3. Resource-Efficient Design

Example: You can use an energy-efficient dark mode design for your website. Dark mode is way less intensive. To put this into perspective if 1 million iPhone users on dark mode for a year would save about 144,000kg of CO2, which is the same emissions as 31 cars (link to source). While it doesn’t sound like a lot it still makes a difference. Dark mode is also easier on the eyes and saves battery life.

Action: Opt for design elements that reduce screen brightness and energy consumption

4. Sustainable Material or Ingredient Use

Example: If your product uses more sustainable materials or ingredients, it’s essential you communicate this on your product pages so customers are aware. For more consciously-minded customers, these are unique selling points that can tip them over the edge towards purchasing your product over a less sustainable alternative.

Action: Use eye-catching product description sections to highlight the sustainability of materials used in your products e.g. how those materials are made, where they come from and how that reduces impact on our world’s resources.

5. Eco Rewards

Example: Reward customers through loyalty points for choosing more sustainable alternatives when they shop with you. You can encourage shifts to more sustainable behaviours by doing so and at the same you’re doing good for the planet. Look at existing loyalty programmes, like Retykle’s for ideas and inspiration on how to effectively market yours.

Action: Create an eco-rewards program that encourages users to make sustainable choices.

6. Accessible Information

Example: Make it easy for customers to easily navigate to sustainability information about your product’s supply chain and lifecycle, or further sustainability efforts to show customers you care about being transparent. Even if you’re not 100% where you want to be, sharing your journey and the steps you’re taking to get there all go along way towards building brand loyalty.

Action: Make information about your company's sustainability practices easily accessible within the user interface.


Measuring the Impact: KPIs and Tools

Primary KPI: User Engagement Rate with Sustainability Features

Monitor how many users are interacting with the sustainability features you've integrated into the UX. Pro tip - implement one of the strategies above at a time so you can focus on what’s working or what’s not, and tweak it before moving on.
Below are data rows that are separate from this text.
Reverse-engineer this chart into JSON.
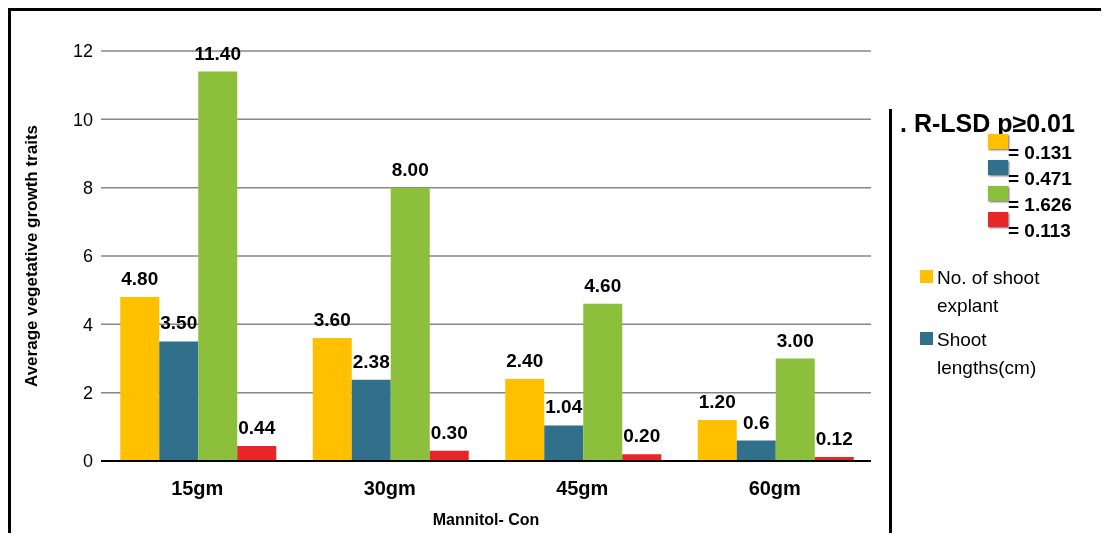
{
  "chart_data": {
    "type": "bar",
    "xlabel": "Mannitol- Con",
    "ylabel": "Average vegetative growth traits",
    "categories": [
      "15gm",
      "30gm",
      "45gm",
      "60gm"
    ],
    "series": [
      {
        "name": "No. of shoot explant",
        "color": "#ffc000",
        "values": [
          4.8,
          3.6,
          2.4,
          1.2
        ],
        "value_labels": [
          "4.80",
          "3.60",
          "2.40",
          "1.20"
        ]
      },
      {
        "name": "Shoot lengths(cm)",
        "color": "#31708a",
        "values": [
          3.5,
          2.38,
          1.04,
          0.6
        ],
        "value_labels": [
          "3.50",
          "2.38",
          "1.04",
          "0.6"
        ]
      },
      {
        "color": "#8cbf3c",
        "values": [
          11.4,
          8.0,
          4.6,
          3.0
        ],
        "value_labels": [
          "11.40",
          "8.00",
          "4.60",
          "3.00"
        ]
      },
      {
        "color": "#e8262a",
        "values": [
          0.44,
          0.3,
          0.2,
          0.12
        ],
        "value_labels": [
          "0.44",
          "0.30",
          "0.20",
          "0.12"
        ]
      }
    ],
    "ylim": [
      0,
      12
    ],
    "yticks": [
      0,
      2,
      4,
      6,
      8,
      10,
      12
    ],
    "grid": "y",
    "legend": "right",
    "annotations": [
      ". R-LSD p≥0.01",
      "= 0.131",
      "= 0.471",
      "= 1.626",
      "= 0.113"
    ]
  }
}
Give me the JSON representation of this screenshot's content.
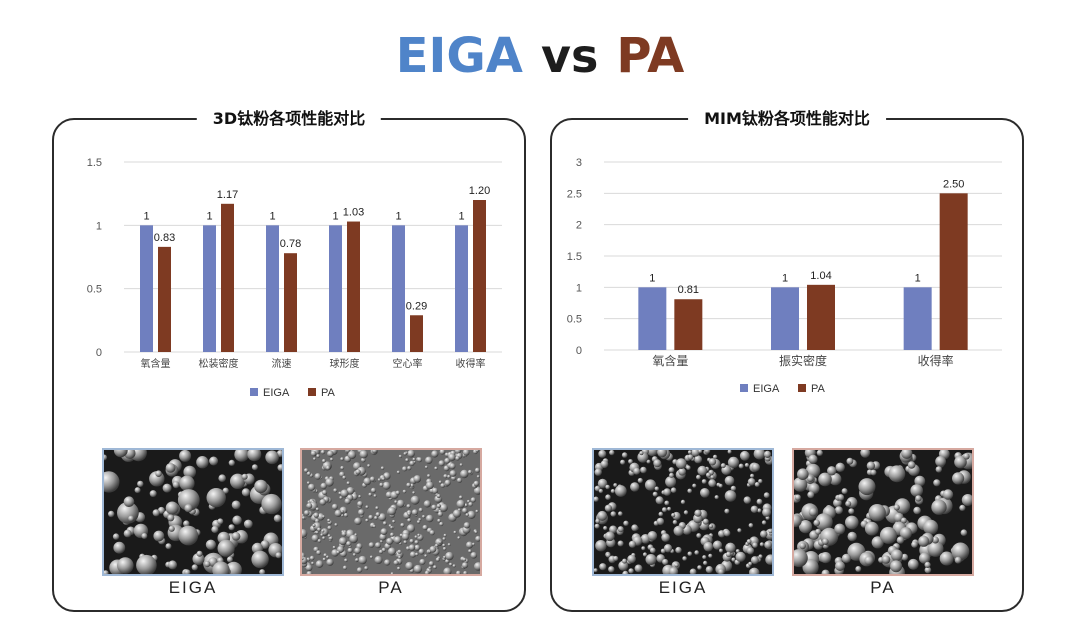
{
  "title": {
    "left": "EIGA",
    "vs": "vs",
    "right": "PA"
  },
  "colors": {
    "eiga": "#6f7fbf",
    "pa": "#7e3a22",
    "title_eiga": "#4f84c9",
    "title_pa": "#7e3a22"
  },
  "panels": [
    {
      "heading": "3D钛粉各项性能对比",
      "photo_left_caption": "EIGA",
      "photo_right_caption": "PA"
    },
    {
      "heading": "MIM钛粉各项性能对比",
      "photo_left_caption": "EIGA",
      "photo_right_caption": "PA"
    }
  ],
  "chart_data": [
    {
      "type": "bar",
      "categories": [
        "氧含量",
        "松装密度",
        "流速",
        "球形度",
        "空心率",
        "收得率"
      ],
      "series": [
        {
          "name": "EIGA",
          "values": [
            1,
            1,
            1,
            1,
            1,
            1
          ],
          "labels": [
            "1",
            "1",
            "1",
            "1",
            "1",
            "1"
          ]
        },
        {
          "name": "PA",
          "values": [
            0.83,
            1.17,
            0.78,
            1.03,
            0.29,
            1.2
          ],
          "labels": [
            "0.83",
            "1.17",
            "0.78",
            "1.03",
            "0.29",
            "1.20"
          ]
        }
      ],
      "yticks": [
        "0",
        "0.5",
        "1",
        "1.5"
      ],
      "ylim": [
        0,
        1.5
      ],
      "grid": true,
      "legend": "bottom"
    },
    {
      "type": "bar",
      "categories": [
        "氧含量",
        "振实密度",
        "收得率"
      ],
      "series": [
        {
          "name": "EIGA",
          "values": [
            1,
            1,
            1
          ],
          "labels": [
            "1",
            "1",
            "1"
          ]
        },
        {
          "name": "PA",
          "values": [
            0.81,
            1.04,
            2.5
          ],
          "labels": [
            "0.81",
            "1.04",
            "2.50"
          ]
        }
      ],
      "yticks": [
        "0",
        "0.5",
        "1",
        "1.5",
        "2",
        "2.5",
        "3"
      ],
      "ylim": [
        0,
        3
      ],
      "grid": true,
      "legend": "bottom"
    }
  ]
}
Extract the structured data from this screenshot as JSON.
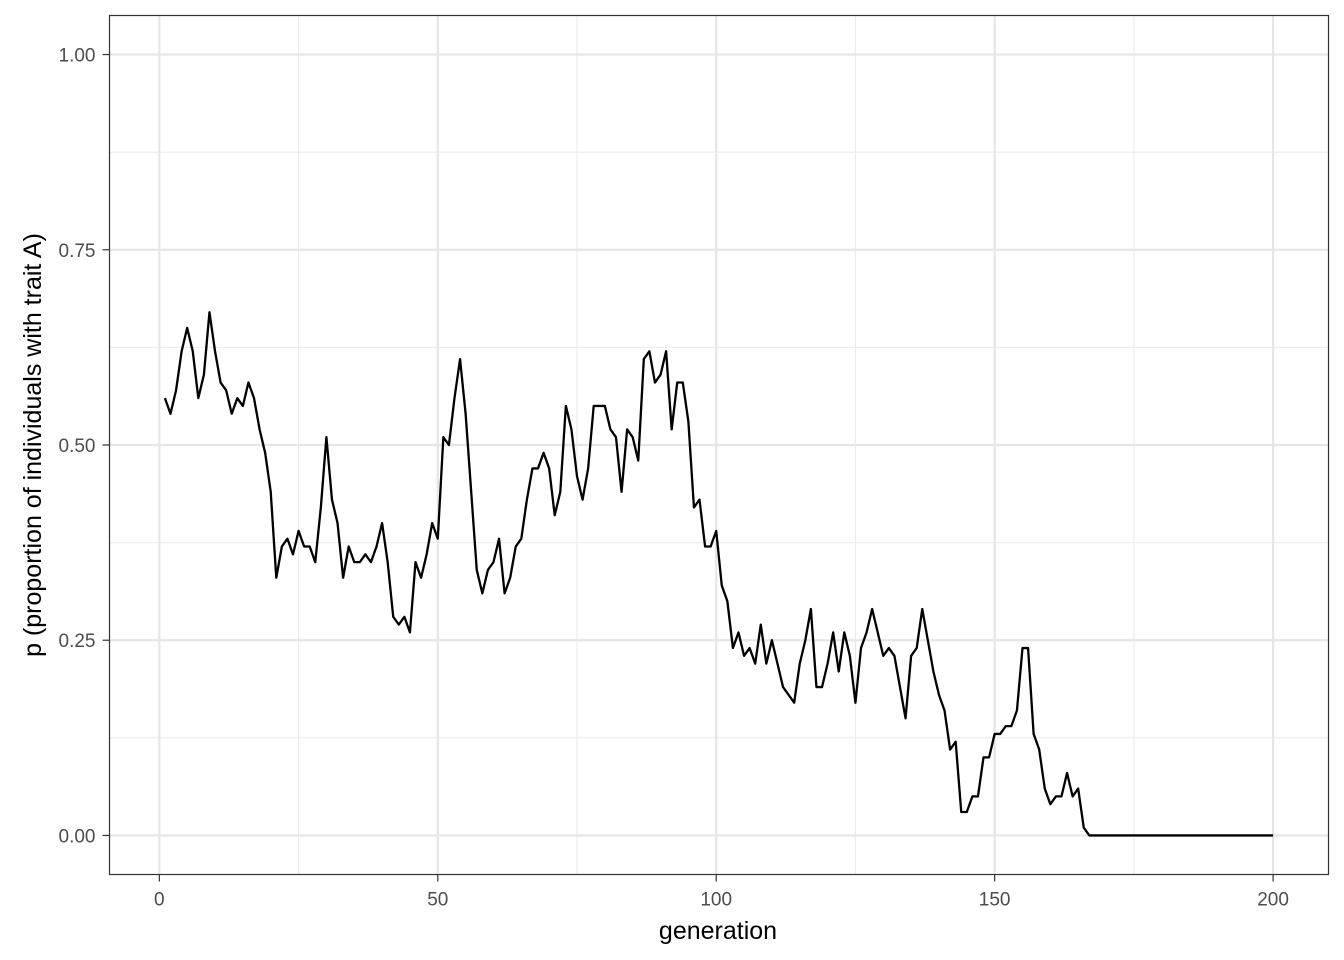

It will also help with measuring whether your initiative has been effective. Making too many changes at once reduces your certainty of causation.

Secondary KPIs:

  • Sustainability Feature Adoption Rate: Measure how many users are actually opting for the green choices you provide.

  • Customer Retention Rate Among Users Engaged with Sustainability Features: Track how many users continue to use your platform because of its sustainability features.

Specific tools you can use:

  • Google Analytics for tracking user engagement metrics.

  • Content Square allows you to see where customers are clicking or viewing on specific pages


Case Study Example

Cult Beauty

Cultbeauty integrated a tool called Provenance to help customers validate sustainability claims and saw a 35% higher purchase rate and 5% increase in post-purchase sentiment.

10 Actionable Steps for B-corps and Sustainable Startups

  1. Conduct a Sustainability Audit: Before you can improve, you need to know where you stand.

  2. Interview Your Customers: Understand what your customers value in terms of sustainability.

  3. Consult Industry-Specific Experts: Partner with experts to guide your sustainable UX design strategy.

  4. A/B Test Features: Test your sustainability features to find out what works best for your audience.

  5. Utilise AI for Customisation: Use machine learning to offer personalized green choices.

  6. Gamify Sustainability: Incorporate elements of game design to make sustainability fun and engaging.

  7. Implement User Feedback Loops: Continuously update features based on user feedback.

  8. Showcase Eco-Certification Badges: Certify your sustainable practices and display on your website

  9. Regularly Update Stakeholders: Keep everyone, from your team to your users, in the loop about your sustainability efforts.

By strategically integrating sustainability into your UX design, you'll not only be adhering to your core values but also enhancing your market competitiveness. Align your UX with your green business goals.